A: Your phrasing of “how to help him work through this” is the exact intention we want to bring to your son. Rather than punishing or rewarding your son for certain behaviors, let’s zoom out and take a look at his intensity.
Is it normal for 6-year-olds to be intense, demanding and difficult? Sure. Some adults are known to be like this from time to time, too! Intense feelings are part of the human experience. It is the frequency, duration and intensity of your son’s meltdowns that are important in assessing what these behaviors are telling us about his interior world.
The after-school meltdown is a common issue in children. Although your son may have agreed to a prior event, the hour after school is often the worst for children. Hunger, exhaustion, overstimulation and lack of movement add up to meltdowns for even the most regulated children. Additionally, if your child suffers from any executive functioning disorders or lacks problem-solving skills, you will see even more extreme meltdowns after school, triggered by the most innocuous topics. This is maddening, because in your rational brain, you have already agreed to what you are doing and are probably surprised by your son’s big emotions.

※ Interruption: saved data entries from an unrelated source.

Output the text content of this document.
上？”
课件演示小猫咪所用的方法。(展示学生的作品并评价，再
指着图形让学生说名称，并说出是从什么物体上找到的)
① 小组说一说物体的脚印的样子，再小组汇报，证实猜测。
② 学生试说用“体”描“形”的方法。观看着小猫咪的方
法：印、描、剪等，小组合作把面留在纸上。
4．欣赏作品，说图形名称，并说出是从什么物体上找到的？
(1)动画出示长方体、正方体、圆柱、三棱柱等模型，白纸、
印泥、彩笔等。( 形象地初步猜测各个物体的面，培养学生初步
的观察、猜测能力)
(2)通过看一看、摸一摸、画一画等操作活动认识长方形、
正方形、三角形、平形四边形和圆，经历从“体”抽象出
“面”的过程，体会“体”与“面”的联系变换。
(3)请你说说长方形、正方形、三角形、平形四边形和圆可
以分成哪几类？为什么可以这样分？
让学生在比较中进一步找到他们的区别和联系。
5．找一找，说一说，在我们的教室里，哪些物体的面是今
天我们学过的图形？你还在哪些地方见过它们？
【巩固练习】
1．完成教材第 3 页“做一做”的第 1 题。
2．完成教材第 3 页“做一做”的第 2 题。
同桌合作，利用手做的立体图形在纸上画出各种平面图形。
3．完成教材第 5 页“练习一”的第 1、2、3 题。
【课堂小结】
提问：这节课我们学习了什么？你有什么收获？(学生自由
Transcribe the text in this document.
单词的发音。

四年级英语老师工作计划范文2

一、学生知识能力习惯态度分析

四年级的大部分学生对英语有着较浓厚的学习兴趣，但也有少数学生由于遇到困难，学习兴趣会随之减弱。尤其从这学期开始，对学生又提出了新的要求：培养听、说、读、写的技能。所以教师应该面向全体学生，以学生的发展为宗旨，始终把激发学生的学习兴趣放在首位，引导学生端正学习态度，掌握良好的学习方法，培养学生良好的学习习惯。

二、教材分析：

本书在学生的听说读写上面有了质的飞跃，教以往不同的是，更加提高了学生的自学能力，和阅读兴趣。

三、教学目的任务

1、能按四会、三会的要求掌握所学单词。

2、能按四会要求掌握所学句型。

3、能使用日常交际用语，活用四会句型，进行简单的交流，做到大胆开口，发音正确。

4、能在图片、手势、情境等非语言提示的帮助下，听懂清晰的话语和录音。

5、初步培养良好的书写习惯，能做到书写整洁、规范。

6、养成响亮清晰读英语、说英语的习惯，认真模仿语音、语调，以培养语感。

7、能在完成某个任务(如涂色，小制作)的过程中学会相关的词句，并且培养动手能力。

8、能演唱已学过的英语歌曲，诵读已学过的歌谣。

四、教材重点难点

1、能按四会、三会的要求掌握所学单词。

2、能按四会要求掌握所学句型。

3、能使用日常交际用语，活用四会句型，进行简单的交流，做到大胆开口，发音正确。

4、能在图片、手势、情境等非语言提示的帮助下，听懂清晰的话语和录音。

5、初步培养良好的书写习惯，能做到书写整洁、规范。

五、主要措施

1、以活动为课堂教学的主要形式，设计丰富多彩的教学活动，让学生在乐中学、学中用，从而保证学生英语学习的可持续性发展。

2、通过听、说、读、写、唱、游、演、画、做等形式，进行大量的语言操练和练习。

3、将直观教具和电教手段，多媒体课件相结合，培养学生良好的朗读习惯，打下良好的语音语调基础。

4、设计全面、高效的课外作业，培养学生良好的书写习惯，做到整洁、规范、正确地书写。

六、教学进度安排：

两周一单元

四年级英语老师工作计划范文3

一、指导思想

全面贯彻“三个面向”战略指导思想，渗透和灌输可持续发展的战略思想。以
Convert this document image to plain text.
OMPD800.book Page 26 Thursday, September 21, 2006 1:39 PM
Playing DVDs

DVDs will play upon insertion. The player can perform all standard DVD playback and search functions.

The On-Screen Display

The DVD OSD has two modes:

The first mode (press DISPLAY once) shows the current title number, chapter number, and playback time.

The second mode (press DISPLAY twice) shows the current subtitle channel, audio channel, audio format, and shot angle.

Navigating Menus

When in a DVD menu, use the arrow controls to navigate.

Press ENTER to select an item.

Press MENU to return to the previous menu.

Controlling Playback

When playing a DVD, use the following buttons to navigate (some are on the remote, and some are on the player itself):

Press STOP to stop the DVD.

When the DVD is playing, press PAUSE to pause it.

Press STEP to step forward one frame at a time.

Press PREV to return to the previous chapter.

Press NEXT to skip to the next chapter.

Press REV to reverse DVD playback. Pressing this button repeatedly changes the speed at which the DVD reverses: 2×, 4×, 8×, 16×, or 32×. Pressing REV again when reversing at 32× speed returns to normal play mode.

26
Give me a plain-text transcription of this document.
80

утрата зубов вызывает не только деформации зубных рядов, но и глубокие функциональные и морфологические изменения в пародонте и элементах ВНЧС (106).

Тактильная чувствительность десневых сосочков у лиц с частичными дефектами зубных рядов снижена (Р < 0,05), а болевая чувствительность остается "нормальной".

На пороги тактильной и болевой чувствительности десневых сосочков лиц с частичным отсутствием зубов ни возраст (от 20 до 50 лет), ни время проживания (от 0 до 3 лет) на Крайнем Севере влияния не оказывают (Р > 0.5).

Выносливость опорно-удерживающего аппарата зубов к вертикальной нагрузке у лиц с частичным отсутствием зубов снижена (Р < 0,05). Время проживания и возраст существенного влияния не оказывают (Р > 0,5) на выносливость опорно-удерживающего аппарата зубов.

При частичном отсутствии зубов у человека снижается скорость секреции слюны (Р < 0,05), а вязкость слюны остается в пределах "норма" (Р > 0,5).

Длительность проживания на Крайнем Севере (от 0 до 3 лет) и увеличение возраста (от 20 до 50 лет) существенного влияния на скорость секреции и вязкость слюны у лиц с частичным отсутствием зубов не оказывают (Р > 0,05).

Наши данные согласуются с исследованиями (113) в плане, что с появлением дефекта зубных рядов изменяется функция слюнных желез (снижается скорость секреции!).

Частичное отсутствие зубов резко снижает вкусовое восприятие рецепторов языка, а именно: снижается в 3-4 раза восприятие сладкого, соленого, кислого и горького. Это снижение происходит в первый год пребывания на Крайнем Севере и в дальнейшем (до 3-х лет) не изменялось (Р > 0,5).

In the other example, your son threw a fit about attending an indoor playground he did not prefer. Taken at face value, he looks like a spoiled brat, but it sparked a number of questions:
●Is there jealousy between him and his younger siblings, leading him to assume that any decision that he doesn’t like shows your “preference” for them?
●Do you assume your 6-year-old can roll with anything that happens, or has he always needed more preparation for what to expect? Do you prepare him for what is going to unfold?
●Did his expression of a legitimate disappointment upset you, upping his frustration into a meltdown?
●Does he have an undiagnosed issue that is preventing his brain from feeling relaxed and flexible?
Each question requires you to have a slightly different perspective on your son’s behaviors and, hence, a different set of solutions presents itself. For instance, if your son is jealous of his siblings (the 5-year-old comes right on his heels), he will act out even if it is against his best interests. Why? Every child’s deepest need is to belong to his main attachment (you, his parents), and when that attachment feels threatened, he panics, loses his ability to stay rational and does whatever it takes to get his parent’s eyes. This sounds manipulative, but it is a deep, unconscious need. He is doing his best to belong to the family; it’s just that the best he can do is pretty disruptive.
If your son is acting out because he likes another playground better, this makes me think that he is sticking to his narrative and the picture of where he thought he was going pretty tightly. Rigidity in children happens for a variety of reasons: anxiety, giftedness, attention issues, etc. Everyone has an image of what they expect, and it’s frustrating when something that doesn’t follow the script happens. Some quickly scan their ability to change what is happening, and if they can’t, they adapt and carry on. Others will grow frustrated and become stuck there. This looks like, well, a total meltdown. There isn’t adaptation to the reality and there isn’t acceptance. Again, this is not because your son is “bad” or wants to ruin the family outings or wants to be a brat. He is simply lacking in maturity and emotional skills to cope with the change.
If you are punishing, shaming or becoming angry with your son every time he has an outburst, here is a little mantra you can remember: Frustration plus frustration equals more frustration. If you critique or punish your son’s big emotions, he will not simmer down and “learn his lesson.” You are trying to call on skills and an emotional maturity that are simply not there. This is doubly true if there is an undiagnosed issue afoot. Doubling down on punishment or consequences will only add frustration to this already fraught scenario.
What should you do?
●If your parental intuition is telling you that something else is going on with your 6-year-old’s intensity, it is appropriate to call the pediatrician. A thorough visit will reveal next steps for your son.
●Until then, set up a routine of meeting with your son before events to review what to expect. This includes what and where you are going, potential pitfalls, and building in “success steps.” This means that you and your son can create a list of ideas to smooth transitions. Is there a bag of snacks he needs to bring? (Balancing blood sugar is important.) Are there toys or books that can help a transition? Also, creating a plan for when things go wrong is a huge part of the success steps. This means that when your son gets upset, you both have a plan for what will happen. Maybe you will step outside. Maybe you will get on your knee and listen. Maybe he can sit by himself for a bit.
●Decide on a plan of action for when the you-know-what hits the fan. This is the plan that you are seeking to avoid with your success steps, but you must be prepared to de-escalate the situation. This may also include deciding, on the fly, that your 6-year-old cannot cope with going somewhere and everyone must stay home. Is this fair? No, but family life isn’t fair, and the meltdown at the indoor playground simply may not be worth it. If you decide that you all are going to go and the meltdown occurs, how can you peacefully and calmly handle the meltdown? Without this plan, you will feel even more out of control, so do your best to have something in your back pocket.
●Above all, don’t start doling out threats, punishments or rewards when a meltdown occurs. You are in the midst of a storm, and there is simply too much stress and anger to lead to any teachable moments. You can work on communicating with your child, but the time and the place must be filled with connection and encouragement.
I find Ross Greene’s books helpful, particularly “The Explosive Child.” Good luck.